Volunteers help make a difference in their communities by putting the needs of others above their own. Students who volunteer not only say they are filled with a sense of purpose when they devote some time to the causes they care about, but they feel more prepared for their career after college by acquiring skills you won’t find in the classroom.
Here are some reasons you should start volunteering and some tips on making the most of the experience.
Prepare yourself for your future career.
Dedicating your extra time to volunteering might be challenging at first, but what you will gain from the experience is invaluable. It goes far beyond just giving back to an important cause. First, it can boost your resume — especially if you stay with the organization more than a year. Employers like to see that you stay committed and can manage your time.
You can also develop skills that will help you in a job. Put the skills you already have to work, like working with children, designing artwork, administering first aid, taking photographs or video, organizing social media, or creating computer files. The great benefit of volunteering is that it doesn’t always have the pressure of a job. Many organizations will take whatever help they can get, so it’s a great place to learn new skills as well.
Explore your career options and make connections.
If you haven’t heard it yet, creating a network is so important to finding a position after graduation. Look for volunteer opportunities that relate to what you want in a career. If you are interested in teaching, search for opportunities in after-school programs. Check your local hospital for volunteer opportunities related to health care. Youth leagues usually need help on gamedays for sports majors. You might find your interests change once you spend some time in the industry as well, and that is why volunteering is a great way to “try out” your ideal career.
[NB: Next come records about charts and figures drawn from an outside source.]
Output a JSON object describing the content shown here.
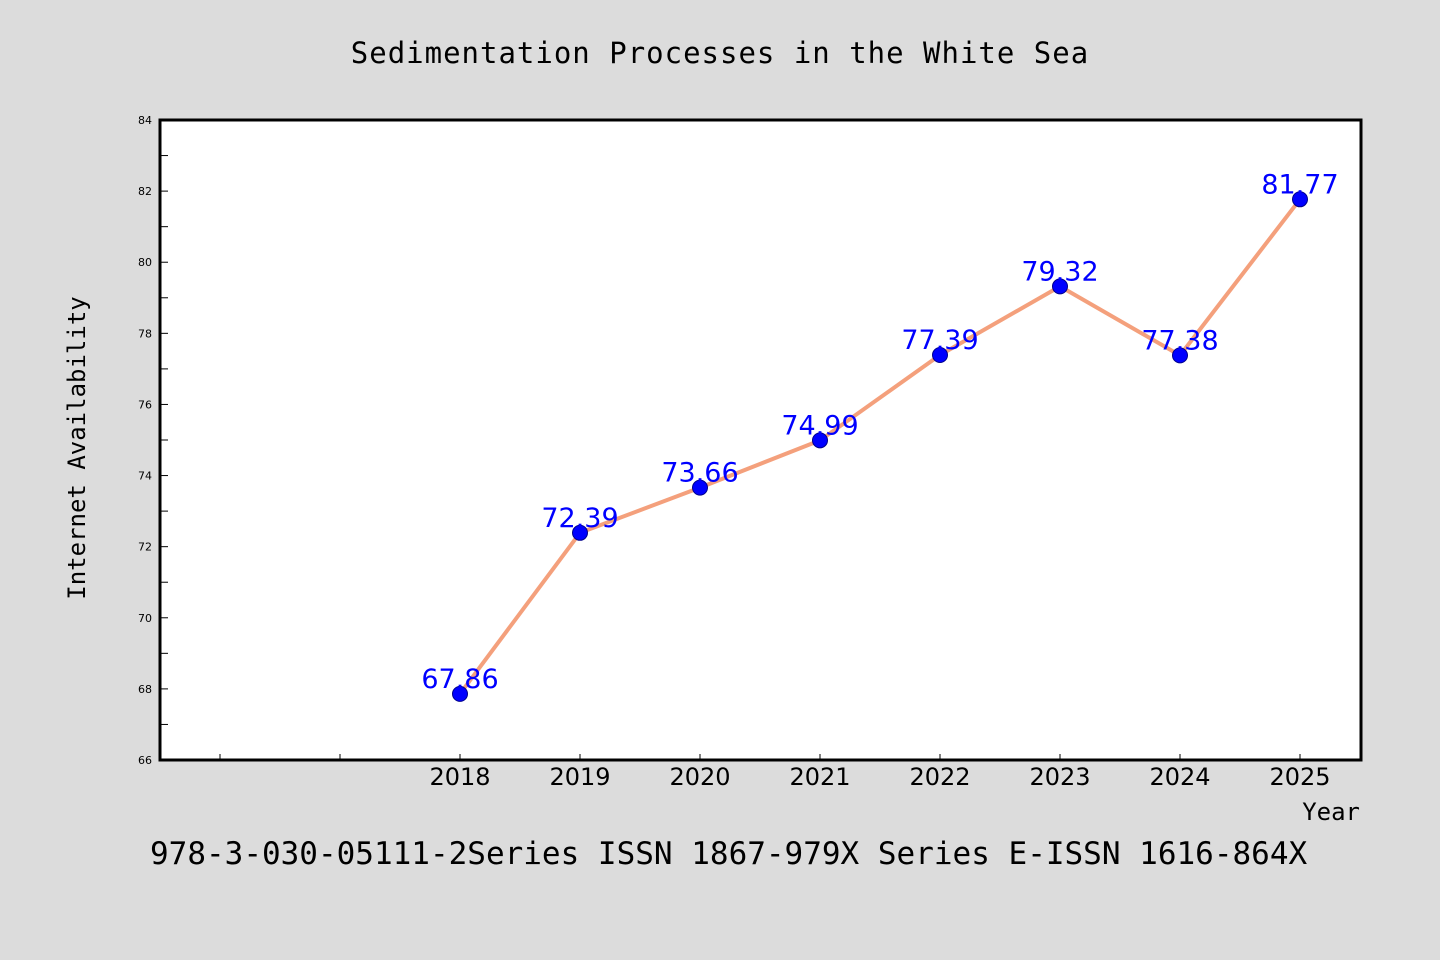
{
  "chart_data": {
    "type": "line",
    "title": "Sedimentation Processes in the White Sea",
    "xlabel": "Year",
    "ylabel": "Internet Availability",
    "categories": [
      "2018",
      "2019",
      "2020",
      "2021",
      "2022",
      "2023",
      "2024",
      "2025"
    ],
    "values": [
      67.86,
      72.39,
      73.66,
      74.99,
      77.39,
      79.32,
      77.38,
      81.77
    ],
    "data_labels": [
      "67.86",
      "72.39",
      "73.66",
      "74.99",
      "77.39",
      "79.32",
      "77.38",
      "81.77"
    ],
    "ylim": [
      66,
      84
    ],
    "yticks": [
      "66",
      "68",
      "70",
      "72",
      "74",
      "76",
      "78",
      "80",
      "82",
      "84"
    ],
    "grid": false,
    "legend": "none",
    "line_color": "#f4a07c",
    "marker_color": "#0000ff",
    "label_color": "#0000ff",
    "background_color": "#dcdcdc",
    "plot_background_color": "#ffffff"
  },
  "footer": {
    "text": "978-3-030-05111-2Series ISSN 1867-979X Series E-ISSN 1616-864X"
  }
}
You will also connect with so many people along the way that might be able to help you in the future. Make every opportunity count by being friendly, working hard, and staying in touch. You never know who might have offer you a job or think about you when they hear about an opening. You don’t want to make a negative impression though, so make sure to follow through with your commitments when volunteering.
Volunteering is a break from the stress of college.
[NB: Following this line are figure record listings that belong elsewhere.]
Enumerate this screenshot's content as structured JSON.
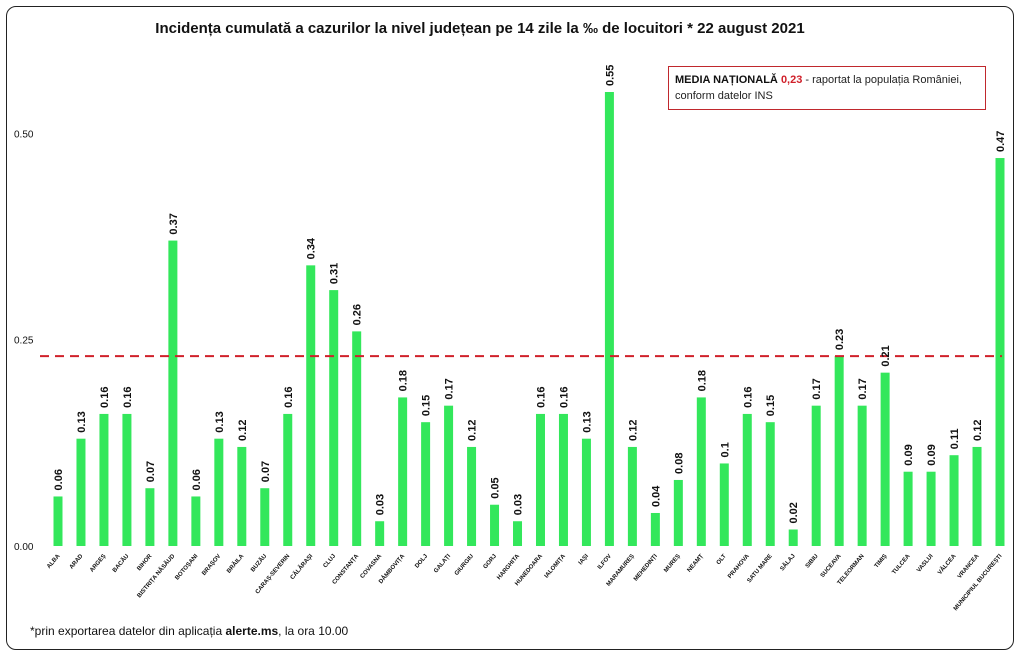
{
  "chart_data": {
    "type": "bar",
    "title": "Incidența cumulată a cazurilor la nivel județean pe 14 zile la ‰ de locuitori *  22 august 2021",
    "ylim": [
      0,
      0.55
    ],
    "yticks": [
      "0.00",
      "0.25",
      "0.50"
    ],
    "ytick_values": [
      0,
      0.25,
      0.5
    ],
    "bar_color": "#33e75b",
    "reference_line": {
      "value": 0.23,
      "color": "#d0202a",
      "style": "dashed"
    },
    "categories": [
      "ALBA",
      "ARAD",
      "ARGEȘ",
      "BACĂU",
      "BIHOR",
      "BISTRIȚA NĂSĂUD",
      "BOTOȘANI",
      "BRAȘOV",
      "BRĂILA",
      "BUZĂU",
      "CARAȘ-SEVERIN",
      "CĂLĂRAȘI",
      "CLUJ",
      "CONSTANȚA",
      "COVASNA",
      "DÂMBOVIȚA",
      "DOLJ",
      "GALAȚI",
      "GIURGIU",
      "GORJ",
      "HARGHITA",
      "HUNEDOARA",
      "IALOMIȚA",
      "IAȘI",
      "ILFOV",
      "MARAMUREȘ",
      "MEHEDINȚI",
      "MUREȘ",
      "NEAMȚ",
      "OLT",
      "PRAHOVA",
      "SATU MARE",
      "SĂLAJ",
      "SIBIU",
      "SUCEAVA",
      "TELEORMAN",
      "TIMIȘ",
      "TULCEA",
      "VASLUI",
      "VÂLCEA",
      "VRANCEA",
      "MUNICIPIUL BUCUREȘTI"
    ],
    "values": [
      0.06,
      0.13,
      0.16,
      0.16,
      0.07,
      0.37,
      0.06,
      0.13,
      0.12,
      0.07,
      0.16,
      0.34,
      0.31,
      0.26,
      0.03,
      0.18,
      0.15,
      0.17,
      0.12,
      0.05,
      0.03,
      0.16,
      0.16,
      0.13,
      0.55,
      0.12,
      0.04,
      0.08,
      0.18,
      0.1,
      0.16,
      0.15,
      0.02,
      0.17,
      0.23,
      0.17,
      0.21,
      0.09,
      0.09,
      0.11,
      0.12,
      0.47
    ],
    "value_labels": [
      "0.06",
      "0.13",
      "0.16",
      "0.16",
      "0.07",
      "0.37",
      "0.06",
      "0.13",
      "0.12",
      "0.07",
      "0.16",
      "0.34",
      "0.31",
      "0.26",
      "0.03",
      "0.18",
      "0.15",
      "0.17",
      "0.12",
      "0.05",
      "0.03",
      "0.16",
      "0.16",
      "0.13",
      "0.55",
      "0.12",
      "0.04",
      "0.08",
      "0.18",
      "0.1",
      "0.16",
      "0.15",
      "0.02",
      "0.17",
      "0.23",
      "0.17",
      "0.21",
      "0.09",
      "0.09",
      "0.11",
      "0.12",
      "0.47"
    ]
  },
  "legend": {
    "lead": "MEDIA NAȚIONALĂ",
    "value": "0,23",
    "rest": "- raportat la populația României,",
    "line2": "conform datelor INS"
  },
  "footnote": {
    "prefix": "*prin exportarea datelor din aplicația",
    "bold": "alerte.ms",
    "suffix": ", la ora 10.00"
  }
}
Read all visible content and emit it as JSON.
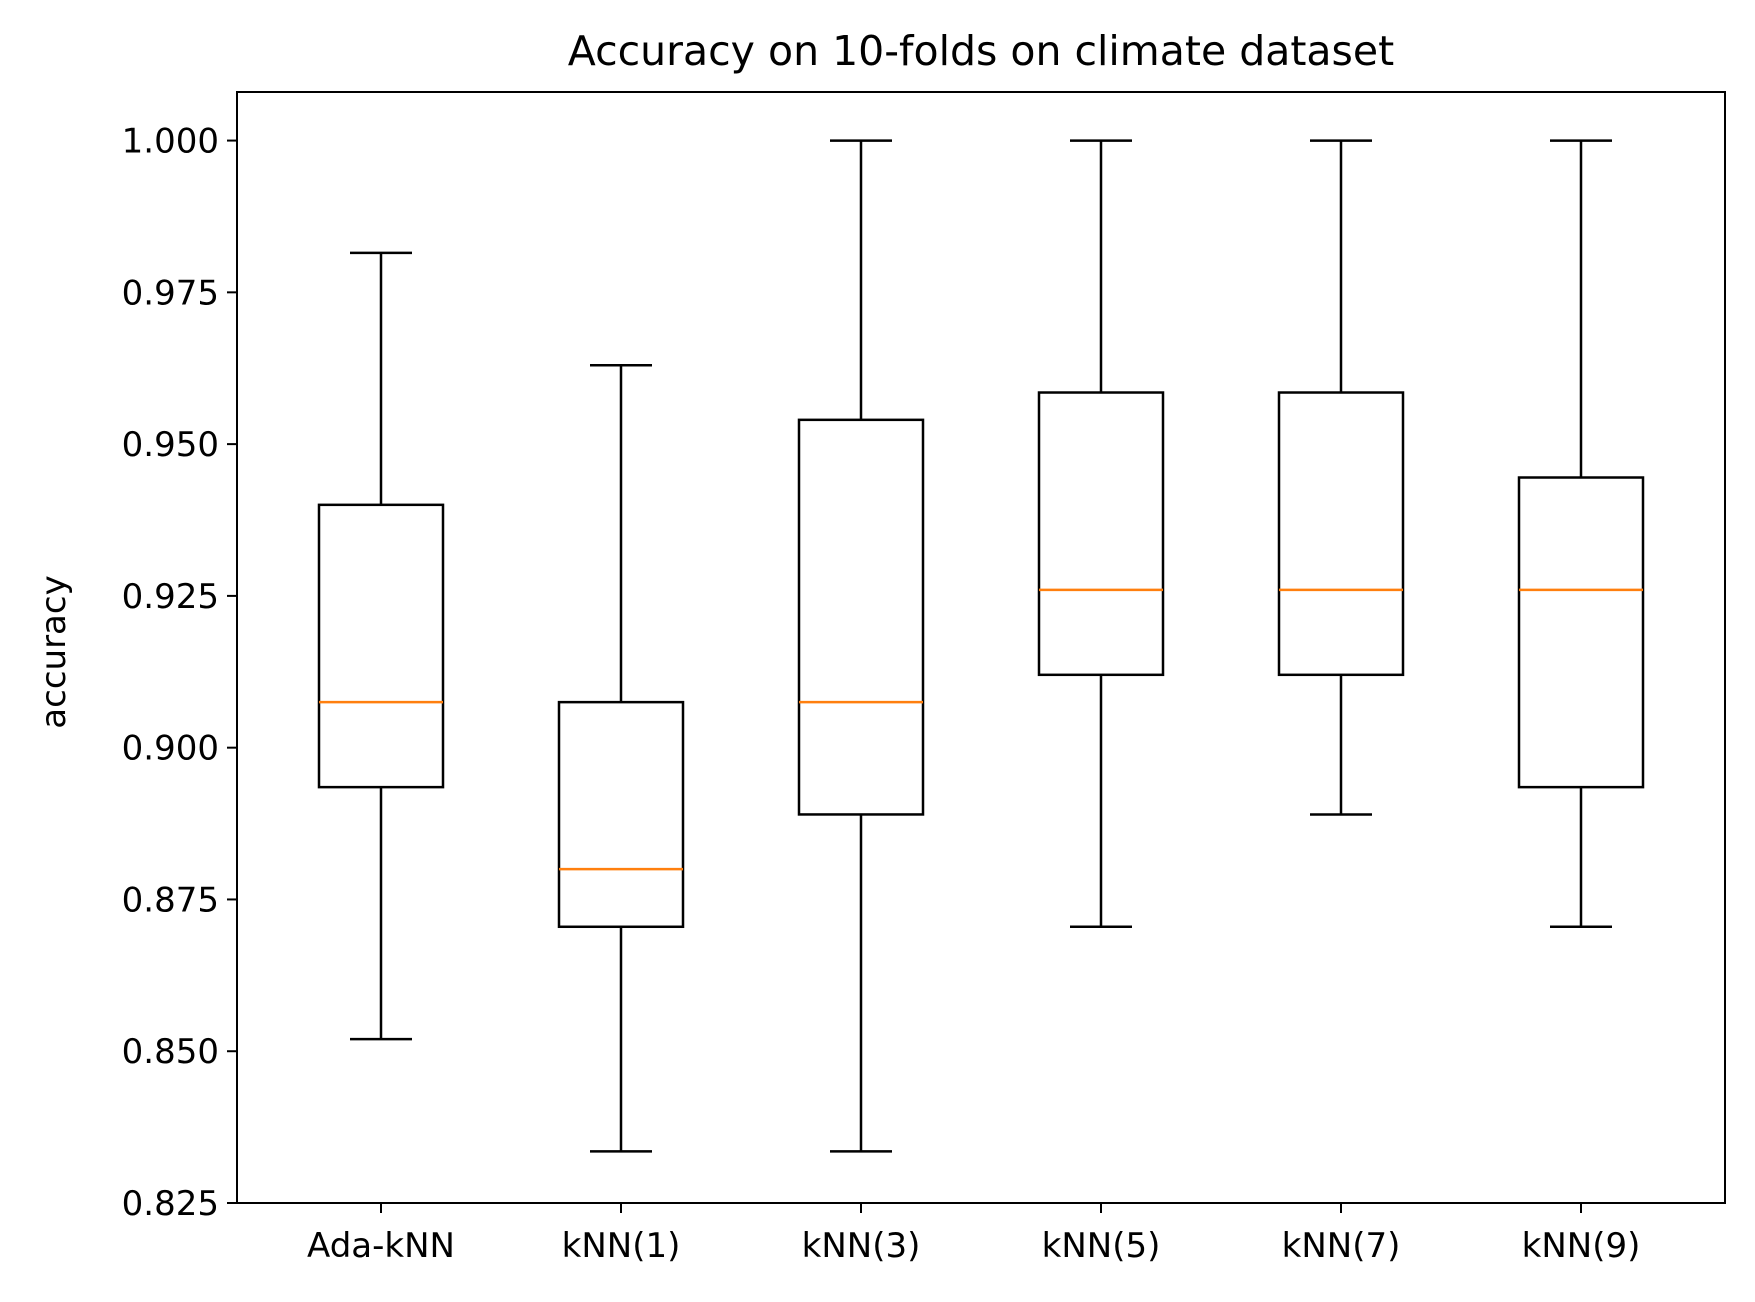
{
  "chart_data": {
    "type": "boxplot",
    "title": "Accuracy on 10-folds on climate dataset",
    "xlabel": "",
    "ylabel": "accuracy",
    "ylim": [
      0.825,
      1.008
    ],
    "yticks": [
      0.825,
      0.85,
      0.875,
      0.9,
      0.925,
      0.95,
      0.975,
      1.0
    ],
    "ytick_labels": [
      "0.825",
      "0.850",
      "0.875",
      "0.900",
      "0.925",
      "0.950",
      "0.975",
      "1.000"
    ],
    "grid": false,
    "categories": [
      "Ada-kNN",
      "kNN(1)",
      "kNN(3)",
      "kNN(5)",
      "kNN(7)",
      "kNN(9)"
    ],
    "boxes": [
      {
        "label": "Ada-kNN",
        "whislo": 0.852,
        "q1": 0.8935,
        "med": 0.9075,
        "q3": 0.94,
        "whishi": 0.9815
      },
      {
        "label": "kNN(1)",
        "whislo": 0.8335,
        "q1": 0.8705,
        "med": 0.88,
        "q3": 0.9075,
        "whishi": 0.963
      },
      {
        "label": "kNN(3)",
        "whislo": 0.8335,
        "q1": 0.889,
        "med": 0.9075,
        "q3": 0.954,
        "whishi": 1.0
      },
      {
        "label": "kNN(5)",
        "whislo": 0.8705,
        "q1": 0.912,
        "med": 0.926,
        "q3": 0.9585,
        "whishi": 1.0
      },
      {
        "label": "kNN(7)",
        "whislo": 0.889,
        "q1": 0.912,
        "med": 0.926,
        "q3": 0.9585,
        "whishi": 1.0
      },
      {
        "label": "kNN(9)",
        "whislo": 0.8705,
        "q1": 0.8935,
        "med": 0.926,
        "q3": 0.9445,
        "whishi": 1.0
      }
    ],
    "colors": {
      "box": "#000000",
      "median": "#ff7f0e"
    }
  }
}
It can be hard to think outside of the stress of studying and living away from home, but dedicating your time to a cause you care about will give you a change of perspective. Even though some issues seem so big, starting small can make a real difference. You’ll realize quickly the impact just one person can have with an organization. The power of doing good can help to propel you through the tough times of your own and give you something else to focus your energy on.
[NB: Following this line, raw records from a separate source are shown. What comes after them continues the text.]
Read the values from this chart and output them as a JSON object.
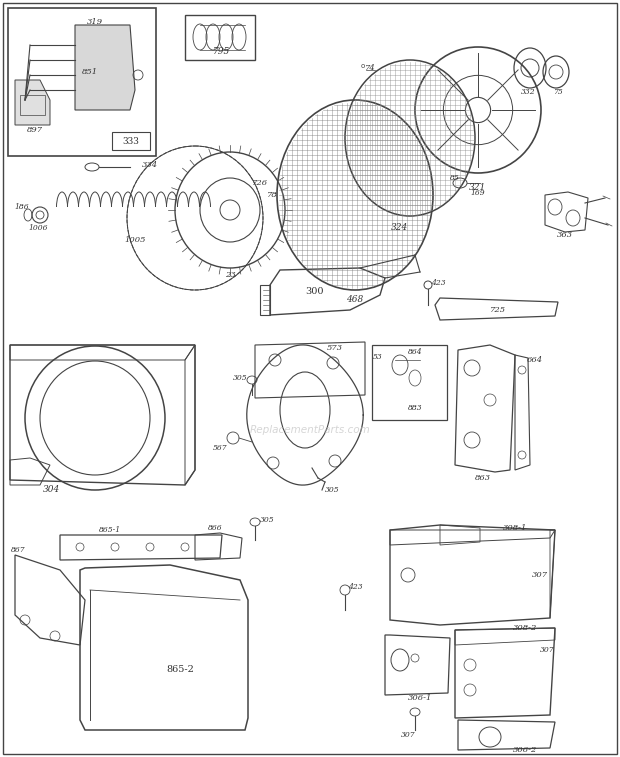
{
  "bg_color": "#ffffff",
  "line_color": "#444444",
  "watermark": "ReplacementParts.com"
}
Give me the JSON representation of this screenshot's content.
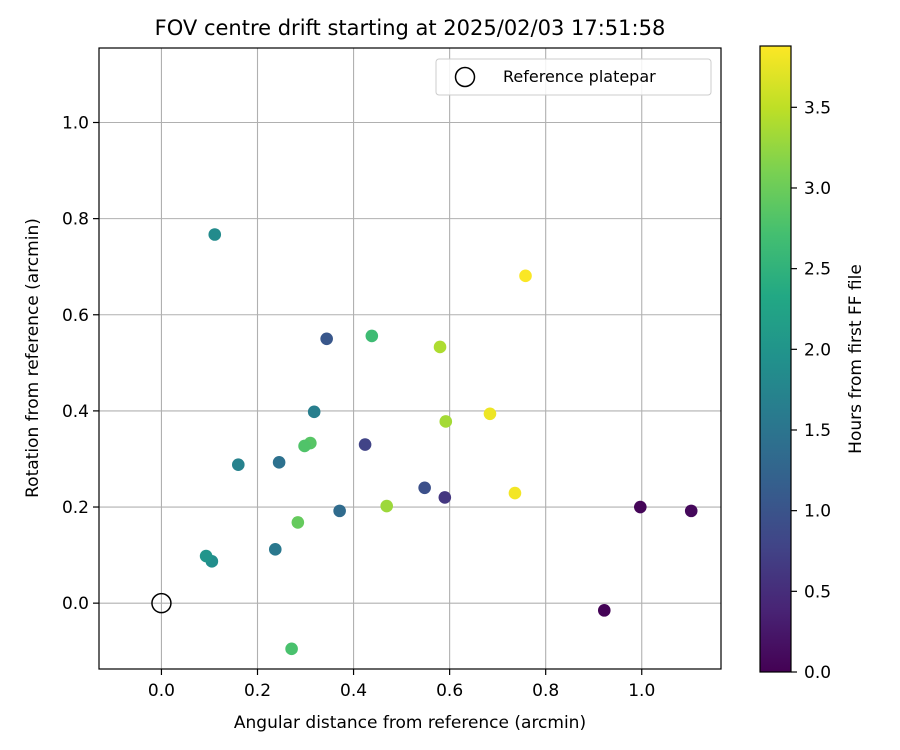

Fallen Patriots scholarship recipient Madison Swisher is working toward her future goal of becoming a psychologist through volunteering. She wants to help diagnose children who are developmentally disabled. “When I was younger, I had some developmental problems that lead to occupational therapy that helped me get to where I am today,” she explained. “I volunteer at my local preschool because I am passionate about children and would like to see them reach their full potential.” After Madison graduates from University of North Carolina and Chapel Hill, she plans to pursue her PhD. “My Dad would be proud of how I push myself to my full potential in order to achieve my goals,” she shared.
Start where you are and do what you can.
There are many opportunities out there for everyone. An easy place to start is your college’s volunteer center or with the resources available through a career center. A simple web search will show local opportunities as well. If you don’t want to commit long-term, start with just volunteering at one event to see if it’s an organization you could see yourself committing to.
There are many ways to get involved on-campus as well, like student clubs. This is a great place to start because you’ll be surrounded by like-minded college students that might inspire and motivate you. If you’re already involved in a club or organization, propose and organize a group volunteer effort. Bonus: this is a great leadership opportunity you can document.
If you’re looking for something more adventurous, many organizations offer “alternative spring breaks” or summer assignments targeted to college students around the world.
The first step is just to get started. You might have to step outside of your comfort zone, but what you receive in return for volunteering will be well worth it.